Meta declined to answer ten questions WIRED posed before publishing, including whether it had already created the database of face profiles NameTag uses, how long the app retains photographs and biometric data of unrecognised people, and whether that data would ever be sent back to Meta’s servers. The company also did not respond to questions about whether it was building NameTag for blind or low-vision users, or to criticism from privacy advocates who warned the system could let stalkers and abusers identify strangers in public.

NameTag first surfaced in February, when The New York Times, citing internal Meta documents, reported that the company was developing face recognition for its smart glasses and considering a launch as early as this year. One internal memo reportedly described releasing the feature during a “dynamic political environment” when privacy and civil liberties advocates would be distracted by other concerns. WIRED subsequently found that much of NameTag’s machinery had been built into the Meta AI app as early as January, months before any public acknowledgement, adding another layer to the company’s pattern of shipping first and disclosing later when it comes to its smart glasses.

Kade Crockford, director of the technology for liberty programme at the American Civil Liberties Union of Massachusetts, said the removal does not undo the original decision to ship the code and pointed to it as evidence that consumer privacy needs stronger legal protection than Congress has been willing to provide. The Massachusetts House of Representatives last week unanimously passed a consumer privacy bill that, if enacted as written, would impose strong enforcement provisions including a private right of action allowing aggrieved users to sue. “State lawmakers need to do their job and step up to protect consumer privacy,” Crockford said.

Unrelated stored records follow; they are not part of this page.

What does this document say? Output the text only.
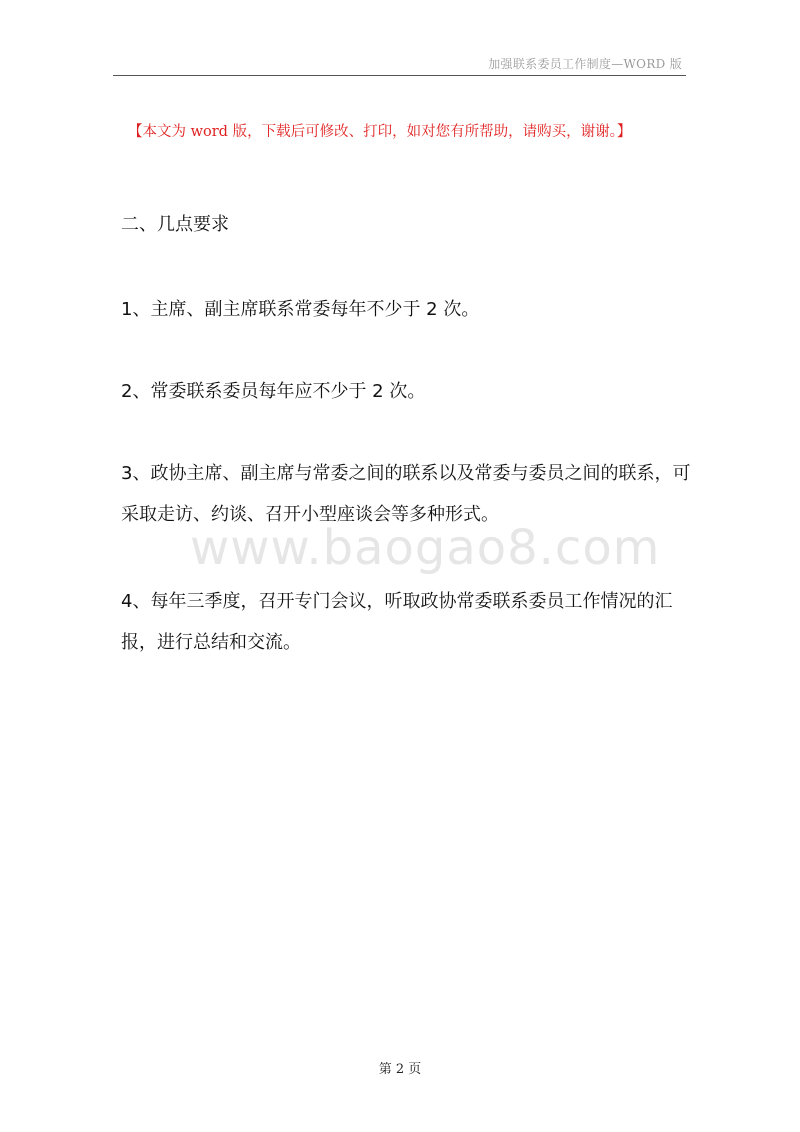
加强联系委员工作制度—WORD 版
【本文为 word 版，下载后可修改、打印，如对您有所帮助，请购买，谢谢。】
二、几点要求

1、主席、副主席联系常委每年不少于 2 次。

2、常委联系委员每年应不少于 2 次。

3、政协主席、副主席与常委之间的联系以及常委与委员之间的联系，可采取走访、约谈、召开小型座谈会等多种形式。

4、每年三季度，召开专门会议，听取政协常委联系委员工作情况的汇报，进行总结和交流。

www.baogao8.com
第 2 页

Meta’s sneaky tactics in slipping the face-recognition code into its smart glasses show exactly why data privacy bills need the teeth of strong enforcement,” Crockford added. “Companies like Meta prioritise their bottom line, so lawmakers need to speak in the only language its C-suite understands.” Whether a code removal prompted by investigative reporting constitutes a victory or merely a tactical retreat depends on what Meta does next, and on whether the regulatory pressure building on both sides of the Atlantic produces enforceable consequences before the feature quietly returns under a different name.